Quasi-task force (BF)
In a May 2 article in The Republican, Stevens said that since last November, his contact with the Chicopee and State Police had “developed a unique spirit of co-operation.: He added, “Hopefully, we will stimulate development of a quasi-task power force that will bring Danny’s murderer to justice.”
Chicopee Police Chief John R. Ferraro told the Observer last week that
his department still has an active investigation of the murder, which
occurred in his city 33 years ago.
“We welcome information from any investigation, from aliens, or
from the man in the moon. But our team is this department and the district
attorney’s office,” Ferraro said.
In return, “we would expect reciprocity on his part,” said Higgins.
“I can’t see how he could offer confidentiality to anybody if he has promised to share his findings with the DA,” Egan commented.
Egan noted that some of the priests who received the letter had long ago cooperated with inquiring police investigators, who had told them not to discuss their observations with others.
In a Republican article last year announcing the paper’s hiring of Stevens, publisher Larry A. McDermott said, “Our hope is that this combination of skilled news reporters and trained criminal investigators will shed more light on an unsolved murder that has haunted the community for many years.”
The private investigator told the Observer he hoped to create a better timeline of Croteau’s last 24 hours. He said the youth had plans to attend a party the night he disappeared, but it was not known if he made it to the party or not.
“We generally want to look at the 72 hours before the incident, and 72 hours after the incident. What was everybody doing?” he said.
But his latest interviews with the Republican and the Observer revealed few new details about the Croteau murder.
A published map of the crime scene indicating where blood-stained sand, tire tracks, drag marks, and a bloodied rock, straw and rope were found near Croteau’s corpse conformed nearly exactly to a description in an April 15, 1972 Chicopee police report examined by the media a decade ago.
Physical evidence from the police report, which was made public a decade ago, indicated that Croteau was attacked twice, once after a scuffle close to East Main Street in Chicopee, then closer to the south bank of the Chicopee River.

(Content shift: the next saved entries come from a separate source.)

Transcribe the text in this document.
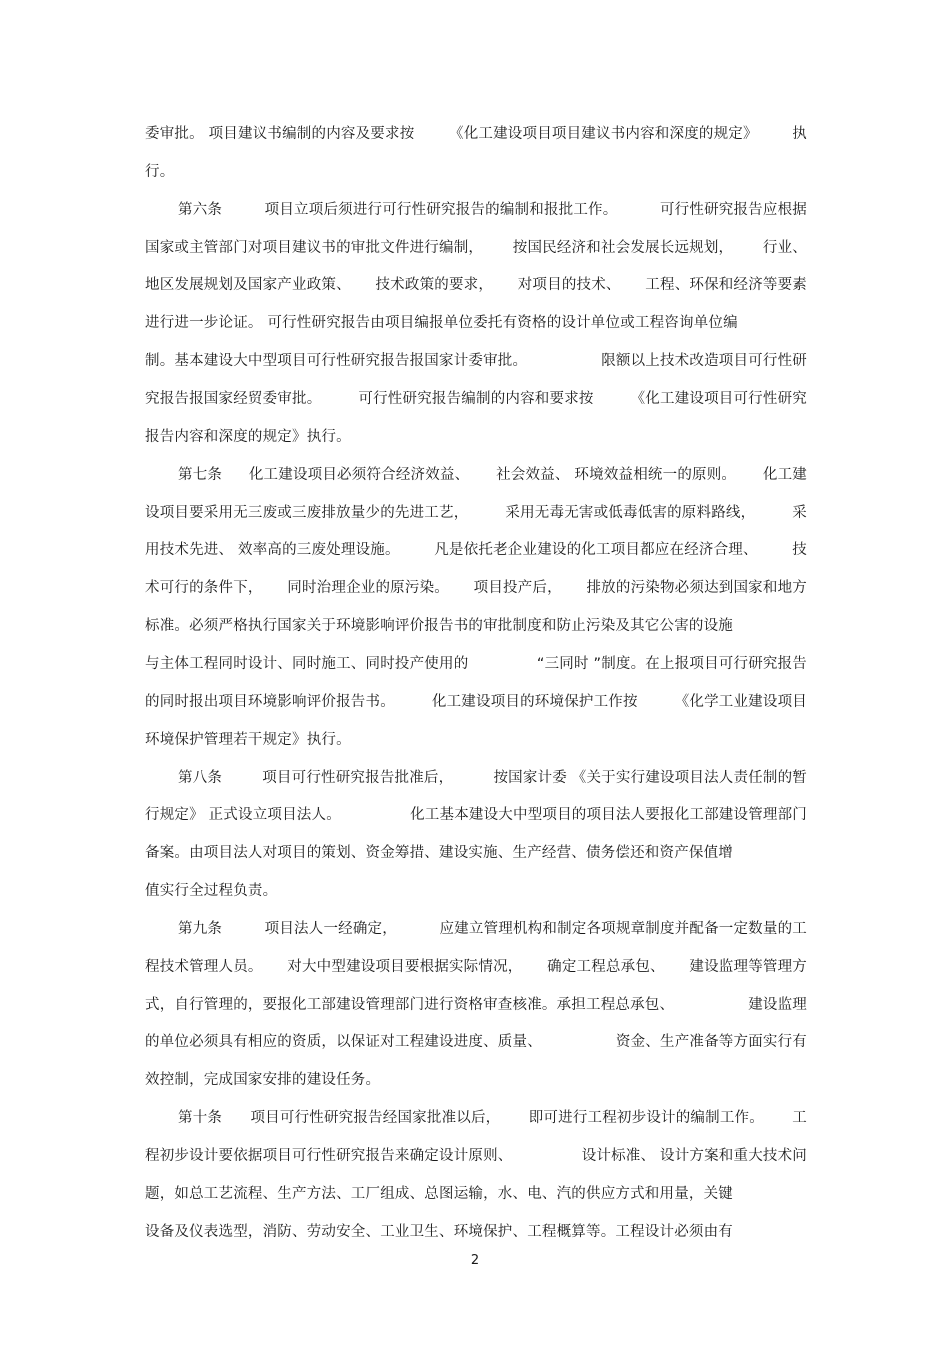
委审批。 项目建议书编制的内容及要求按 《化工建设项目项目建议书内容和深度的规定》 执
行。
第六条	项目立项后须进行可行性研究报告的编制和报批工作。	可行性研究报告应根据
国家或主管部门对项目建议书的审批文件进行编制， 按国民经济和社会发展长远规划， 行业、
地区发展规划及国家产业政策、 技术政策的要求， 对项目的技术、 工程、环保和经济等要素
进行进一步论证。 可行性研究报告由项目编报单位委托有资格的设计单位或工程咨询单位编
制。基本建设大中型项目可行性研究报告报国家计委审批。	限额以上技术改造项目可行性研
究报告报国家经贸委审批。	可行性研究报告编制的内容和要求按	《化工建设项目可行性研究
报告内容和深度的规定》执行。
第七条 化工建设项目必须符合经济效益、 社会效益、 环境效益相统一的原则。 化工建
设项目要采用无三废或三废排放量少的先进工艺，	采用无毒无害或低毒低害的原料路线，	采
用技术先进、 效率高的三废处理设施。 凡是依托老企业建设的化工项目都应在经济合理、 技
术可行的条件下， 同时治理企业的原污染。 项目投产后， 排放的污染物必须达到国家和地方
标准。必须严格执行国家关于环境影响评价报告书的审批制度和防止污染及其它公害的设施
与主体工程同时设计、同时施工、同时投产使用的	“三同时 ”制度。在上报项目可行研究报告
的同时报出项目环境影响评价报告书。	化工建设项目的环境保护工作按	《化学工业建设项目
环境保护管理若干规定》执行。
第八条	项目可行性研究报告批准后，	按国家计委 《关于实行建设项目法人责任制的暂
行规定》 正式设立项目法人。	化工基本建设大中型项目的项目法人要报化工部建设管理部门
备案。由项目法人对项目的策划、资金筹措、建设实施、生产经营、债务偿还和资产保值增
值实行全过程负责。
第九条	项目法人一经确定，	应建立管理机构和制定各项规章制度并配备一定数量的工
程技术管理人员。 对大中型建设项目要根据实际情况， 确定工程总承包、 建设监理等管理方
式，自行管理的，要报化工部建设管理部门进行资格审查核准。承担工程总承包、	建设监理
的单位必须具有相应的资质，以保证对工程建设进度、质量、	资金、生产准备等方面实行有
效控制，完成国家安排的建设任务。
第十条 项目可行性研究报告经国家批准以后， 即可进行工程初步设计的编制工作。 工
程初步设计要依据项目可行性研究报告来确定设计原则、	设计标准、 设计方案和重大技术问
题，如总工艺流程、生产方法、工厂组成、总图运输，水、电、汽的供应方式和用量，关键
设备及仪表选型，消防、劳动安全、工业卫生、环境保护、工程概算等。工程设计必须由有
2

Stevens said that his examination of old crime scene photographs has enabled him to pinpoint more exactly how and where the struggle before the murder occurred.
He added that a better analysis of the autopsy report on Croteau’s body using today’s forensic techniques might lead him to more precisely determine the type and number of injuries the victim received.
“We can then start to get a better picture of the size of the assailant, for example,” he told the Observer.
Stevens, whose Web site www.psiiinc.org promotes his agency’s services in stress reduction and conflict management in addition to criminal investigation, offered what appeared to be a lengthy opinion on the psychology of Croteau’s killer in his Republican interview.
He said, “Although Danny was hit with a rock, the true murder weapon we see is blind rage.” He added the killer was a clinical psychopath who “may be responsible for at least 200 (sexual abuse) victims in his lifetime.”
But Stevens did not say who he thinks killed the young parishioner of St. Catherine of Siena Parish.
“In the initial (police) investigation, everything pointed to Richard Lavigne. Meanwhile, we have 10 arrows, seven of which point to Lavigne, but three that don’t,” Stevens said.
“ This is not a witch hunt,” he told the Observer.